4.驱动基因相关生存分析：两组患者Kaplan-Meier生存曲线比较，CREBBP突变组患者的生存时间显著短于非突变组患者(P=0.029)，中位生存时间分别为11和19个月。TCGA数据中驱动基因生存分析的结果显示，CREBBP突变组患者的生存时间同样较短(中位生存时间为9和29个月，P=0.000)，并且FAT1突变组患者生存情况明显较差(中位生存时间为12和29个月，P=0.005)。为了进一步验证上述结果，笔者将两部分数据合并进行生存分析，结果同样发现CREBBP(中位生存时间为10和25个月，P=0.000，图2)和FAT1(中位生存时间为14和26个月，P=0.002，图3)突变组患者的生存情况较差。

图2 CREBBP突变组与非突变组患者生存曲线比较

图3 FAT1突变组与非突变组患者生存曲线比较

讨 论

本研究利用本组和TCGA的多组学数据，将食管鳞癌驱动基因的体细胞突变、拷贝数改变、基因表达和DNA甲基化等多个分子层面的数据整合起来进行关联分析。
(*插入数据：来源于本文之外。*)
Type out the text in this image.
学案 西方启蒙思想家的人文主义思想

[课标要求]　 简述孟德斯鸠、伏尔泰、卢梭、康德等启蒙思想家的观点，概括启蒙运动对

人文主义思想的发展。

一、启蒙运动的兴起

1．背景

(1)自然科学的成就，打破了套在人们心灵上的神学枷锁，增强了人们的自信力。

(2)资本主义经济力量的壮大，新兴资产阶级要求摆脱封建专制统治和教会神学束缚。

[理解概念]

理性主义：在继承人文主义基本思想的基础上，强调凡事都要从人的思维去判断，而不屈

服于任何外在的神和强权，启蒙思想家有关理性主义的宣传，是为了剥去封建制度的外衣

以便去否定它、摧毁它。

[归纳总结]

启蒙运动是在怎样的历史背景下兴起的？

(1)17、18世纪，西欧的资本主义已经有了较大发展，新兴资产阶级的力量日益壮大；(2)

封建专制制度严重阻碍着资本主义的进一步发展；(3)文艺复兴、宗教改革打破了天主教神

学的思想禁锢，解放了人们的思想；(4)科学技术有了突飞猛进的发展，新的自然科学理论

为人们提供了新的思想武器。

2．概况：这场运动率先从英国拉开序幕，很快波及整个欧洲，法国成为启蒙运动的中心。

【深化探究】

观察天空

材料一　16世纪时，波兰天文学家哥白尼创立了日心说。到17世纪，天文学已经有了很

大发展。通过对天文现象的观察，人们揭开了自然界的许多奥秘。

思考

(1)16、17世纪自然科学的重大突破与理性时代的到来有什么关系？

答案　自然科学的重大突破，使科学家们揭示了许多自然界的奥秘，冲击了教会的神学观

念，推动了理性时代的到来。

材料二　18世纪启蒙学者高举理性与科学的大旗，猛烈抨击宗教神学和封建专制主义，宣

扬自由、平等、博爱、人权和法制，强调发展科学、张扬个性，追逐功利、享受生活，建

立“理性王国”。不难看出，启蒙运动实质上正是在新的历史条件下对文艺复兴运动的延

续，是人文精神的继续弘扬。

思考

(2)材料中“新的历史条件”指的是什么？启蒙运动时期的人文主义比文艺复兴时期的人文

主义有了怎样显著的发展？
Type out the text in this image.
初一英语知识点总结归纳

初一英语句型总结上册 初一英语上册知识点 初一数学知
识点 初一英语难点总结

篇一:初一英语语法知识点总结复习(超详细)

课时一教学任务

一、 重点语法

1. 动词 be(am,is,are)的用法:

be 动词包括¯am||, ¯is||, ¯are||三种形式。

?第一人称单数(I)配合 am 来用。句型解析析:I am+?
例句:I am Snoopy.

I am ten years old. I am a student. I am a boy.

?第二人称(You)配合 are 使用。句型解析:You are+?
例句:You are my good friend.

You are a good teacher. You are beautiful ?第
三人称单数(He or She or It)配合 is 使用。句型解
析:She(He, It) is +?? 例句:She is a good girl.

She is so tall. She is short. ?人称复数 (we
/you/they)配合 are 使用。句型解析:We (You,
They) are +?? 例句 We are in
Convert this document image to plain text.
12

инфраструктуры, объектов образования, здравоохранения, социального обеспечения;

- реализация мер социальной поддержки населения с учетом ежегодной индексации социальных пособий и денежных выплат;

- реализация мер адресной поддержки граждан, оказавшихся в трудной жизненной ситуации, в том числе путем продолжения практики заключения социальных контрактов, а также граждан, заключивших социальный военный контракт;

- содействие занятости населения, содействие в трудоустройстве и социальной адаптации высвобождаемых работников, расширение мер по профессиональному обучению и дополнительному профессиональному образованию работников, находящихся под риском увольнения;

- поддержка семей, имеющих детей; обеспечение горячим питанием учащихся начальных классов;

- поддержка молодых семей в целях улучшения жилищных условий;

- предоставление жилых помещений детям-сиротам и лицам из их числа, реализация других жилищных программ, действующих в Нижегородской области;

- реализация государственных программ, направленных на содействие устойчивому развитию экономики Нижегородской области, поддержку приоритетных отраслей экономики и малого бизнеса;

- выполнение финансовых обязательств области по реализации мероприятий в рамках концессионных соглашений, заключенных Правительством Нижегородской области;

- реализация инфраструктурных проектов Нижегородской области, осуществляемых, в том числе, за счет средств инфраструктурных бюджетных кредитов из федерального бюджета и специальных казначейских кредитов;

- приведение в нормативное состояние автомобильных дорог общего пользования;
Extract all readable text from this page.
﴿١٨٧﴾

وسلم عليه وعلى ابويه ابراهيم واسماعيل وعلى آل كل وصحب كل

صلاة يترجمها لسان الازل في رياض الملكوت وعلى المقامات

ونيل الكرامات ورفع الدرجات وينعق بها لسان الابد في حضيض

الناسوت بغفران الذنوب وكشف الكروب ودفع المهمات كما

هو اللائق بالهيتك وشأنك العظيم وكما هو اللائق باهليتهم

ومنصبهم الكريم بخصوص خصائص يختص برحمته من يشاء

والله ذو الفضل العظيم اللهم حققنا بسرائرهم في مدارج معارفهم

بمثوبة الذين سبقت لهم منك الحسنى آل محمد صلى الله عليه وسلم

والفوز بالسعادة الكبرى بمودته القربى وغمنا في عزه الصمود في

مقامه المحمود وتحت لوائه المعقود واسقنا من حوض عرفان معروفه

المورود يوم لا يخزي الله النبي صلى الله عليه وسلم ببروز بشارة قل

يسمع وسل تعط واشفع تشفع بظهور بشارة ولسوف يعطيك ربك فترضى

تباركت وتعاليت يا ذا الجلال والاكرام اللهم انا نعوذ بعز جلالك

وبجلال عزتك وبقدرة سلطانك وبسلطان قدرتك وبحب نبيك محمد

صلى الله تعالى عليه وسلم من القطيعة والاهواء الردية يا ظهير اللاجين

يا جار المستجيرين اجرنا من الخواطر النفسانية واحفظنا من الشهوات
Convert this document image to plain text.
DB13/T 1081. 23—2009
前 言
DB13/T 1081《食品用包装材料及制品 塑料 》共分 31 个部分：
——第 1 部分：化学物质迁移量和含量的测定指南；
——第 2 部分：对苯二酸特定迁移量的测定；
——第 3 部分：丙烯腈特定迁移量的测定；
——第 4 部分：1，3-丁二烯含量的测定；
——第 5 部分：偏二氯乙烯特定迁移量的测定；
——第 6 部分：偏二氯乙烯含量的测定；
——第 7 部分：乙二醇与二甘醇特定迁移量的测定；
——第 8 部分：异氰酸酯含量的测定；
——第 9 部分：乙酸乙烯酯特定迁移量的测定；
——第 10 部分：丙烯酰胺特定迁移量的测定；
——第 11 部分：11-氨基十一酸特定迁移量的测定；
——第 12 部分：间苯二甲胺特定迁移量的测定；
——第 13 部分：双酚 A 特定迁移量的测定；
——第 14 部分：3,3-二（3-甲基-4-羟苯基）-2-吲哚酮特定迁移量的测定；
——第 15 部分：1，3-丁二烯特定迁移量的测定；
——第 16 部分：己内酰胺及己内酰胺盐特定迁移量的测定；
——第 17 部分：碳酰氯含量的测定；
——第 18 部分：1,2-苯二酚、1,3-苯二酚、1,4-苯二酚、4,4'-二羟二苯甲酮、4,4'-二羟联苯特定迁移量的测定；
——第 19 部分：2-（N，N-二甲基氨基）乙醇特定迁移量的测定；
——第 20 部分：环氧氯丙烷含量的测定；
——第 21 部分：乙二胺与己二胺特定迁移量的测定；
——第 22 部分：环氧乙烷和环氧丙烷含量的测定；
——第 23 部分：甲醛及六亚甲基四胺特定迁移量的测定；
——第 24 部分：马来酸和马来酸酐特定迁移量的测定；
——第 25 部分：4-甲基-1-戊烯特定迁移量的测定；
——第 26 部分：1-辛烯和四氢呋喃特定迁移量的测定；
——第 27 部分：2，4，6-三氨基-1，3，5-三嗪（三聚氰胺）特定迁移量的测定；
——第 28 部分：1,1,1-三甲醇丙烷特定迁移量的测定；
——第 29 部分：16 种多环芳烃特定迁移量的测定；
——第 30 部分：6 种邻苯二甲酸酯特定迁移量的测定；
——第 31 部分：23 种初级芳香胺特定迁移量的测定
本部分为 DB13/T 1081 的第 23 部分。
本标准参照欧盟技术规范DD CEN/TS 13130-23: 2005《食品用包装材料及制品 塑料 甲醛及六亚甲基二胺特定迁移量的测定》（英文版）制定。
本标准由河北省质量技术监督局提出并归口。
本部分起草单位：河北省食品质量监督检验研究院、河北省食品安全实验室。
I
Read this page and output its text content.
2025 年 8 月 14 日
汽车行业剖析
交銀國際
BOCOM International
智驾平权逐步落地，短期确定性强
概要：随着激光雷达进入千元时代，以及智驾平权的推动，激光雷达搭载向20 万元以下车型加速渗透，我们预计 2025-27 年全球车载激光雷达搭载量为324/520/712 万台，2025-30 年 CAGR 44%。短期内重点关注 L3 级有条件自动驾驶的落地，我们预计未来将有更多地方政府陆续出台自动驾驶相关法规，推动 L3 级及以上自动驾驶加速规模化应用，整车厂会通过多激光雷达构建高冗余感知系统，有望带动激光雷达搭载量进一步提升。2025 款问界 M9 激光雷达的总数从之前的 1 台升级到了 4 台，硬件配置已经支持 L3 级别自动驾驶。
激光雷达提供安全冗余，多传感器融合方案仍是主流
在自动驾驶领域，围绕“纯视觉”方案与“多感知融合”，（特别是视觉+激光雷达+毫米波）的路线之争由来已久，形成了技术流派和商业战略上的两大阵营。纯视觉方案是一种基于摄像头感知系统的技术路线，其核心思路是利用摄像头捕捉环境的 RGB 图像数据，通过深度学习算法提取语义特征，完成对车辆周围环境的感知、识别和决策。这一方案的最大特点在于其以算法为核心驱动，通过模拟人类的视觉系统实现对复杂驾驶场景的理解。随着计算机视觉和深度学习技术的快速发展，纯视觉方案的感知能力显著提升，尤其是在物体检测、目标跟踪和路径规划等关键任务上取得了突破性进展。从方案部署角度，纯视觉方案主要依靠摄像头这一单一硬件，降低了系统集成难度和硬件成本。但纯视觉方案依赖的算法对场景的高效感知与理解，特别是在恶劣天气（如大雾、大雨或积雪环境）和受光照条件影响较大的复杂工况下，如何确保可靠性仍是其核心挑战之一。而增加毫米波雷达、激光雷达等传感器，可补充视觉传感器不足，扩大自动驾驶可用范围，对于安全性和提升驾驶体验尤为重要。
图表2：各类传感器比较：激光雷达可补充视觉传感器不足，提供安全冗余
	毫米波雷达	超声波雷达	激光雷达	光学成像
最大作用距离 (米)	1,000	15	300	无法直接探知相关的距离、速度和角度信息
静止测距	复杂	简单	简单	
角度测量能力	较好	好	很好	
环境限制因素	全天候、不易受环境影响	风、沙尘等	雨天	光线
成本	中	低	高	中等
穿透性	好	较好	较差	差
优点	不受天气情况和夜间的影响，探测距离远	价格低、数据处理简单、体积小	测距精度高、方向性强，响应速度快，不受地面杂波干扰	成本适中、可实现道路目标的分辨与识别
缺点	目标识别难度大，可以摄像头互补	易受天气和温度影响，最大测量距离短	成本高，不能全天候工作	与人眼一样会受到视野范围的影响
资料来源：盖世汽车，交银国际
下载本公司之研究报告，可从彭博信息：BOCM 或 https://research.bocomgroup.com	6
通过体细胞突变与驱动基因表达的关联分析，结果显示TP53、RB1、ZNF750和PTCH1的表达水平在两组间比较差异有统计学意义。为了探究食管鳞癌发生、发展过程中的异常甲基化改变对驱动基因转录调控的影响，笔者对单个位点甲基化与对应驱动基因表达水平进行关联分析。考虑到不同区域DNA甲基化调控基因表达的差异，笔者分别针对启动子区域和基因体区域的关联进行筛选[15-17]。ZNF750是一种谱系特异的转录因子，与其他转录因子共同参与鳞状细胞分化的调控[18, 19]。这一结果提示驱动基因突变不仅可以通过影响编码蛋白的功能参与异常信号网路的调控，而且可能通过调节其转录参与食管鳞癌的发生、发展。

通过拷贝数改变与基因表达的关联分析中8个驱动基因的表达水平均与其拷贝数改变呈显著正相关，并在两组数据中比较差异均有统计学意义，其中CUL3和RBPJ的敲降可以显著增加食管鳞癌细胞的增殖和迁移等[14]。FAT1和MLL2的拷贝数仅在本研究数据中与表达呈正相关，而NFE2L2等6个驱动基因表达水平仅在TCGA数据中与其拷贝数呈显著正相关。NFE2L2是抗氧化信号通路的重要成员，其编码蛋白NRF2可以激活多个控制氧化应激基因的转录，该基因的突变还与食管鳞癌患者的不良预后和化疗抵抗相关[20, 21]。

此外，本研究通过DNA甲基化与基因表达水平的关联分析，探究了甲基化在驱动基因转录调控中的贡献。已有的食管鳞癌甲基化报道仅关注启动子区甲基化与基因表达间的调控关系[22, 23]。笔者同时考虑了启动子和基因体甲基化对基因表达的调控作用，在本研究数据中发现CDKN2A、FBXW7、CUL3、FAT1和PTCH1的表达与启动子和基因体的甲基化均显著相关，而TCGA数据中仅发现KDM6A、NOTCH3和RBPJ。这表明食管鳞癌驱动基因表达可能受到启动子甲基化、基因体甲基化或二者的共同调控。

最后，本研究结果显示CREBBP和FAT1突变均与患者的预后相关，可能作为食管鳞癌潜在的预后标志物。CREBBP是KAT3家族主要的赖氨酸乙酰转移酶，可以作为许多信号通路的转录共激活因子[24, 25]。FAT1在多个发育过程中十分重要，其异常失活会导致多种肿瘤中Wnt信号通路的异常激活[26]。

综上所述，本研究通过20个驱动基因多组学数据的整合分析，阐明了食管鳞癌驱动基因多个分子层面的异常改变以及它们间的交互作用。通过生存分析，本研究还鉴别了两个潜在的食管鳞癌预后标志物，为临床患者的预后判断和分层治疗提供了帮助。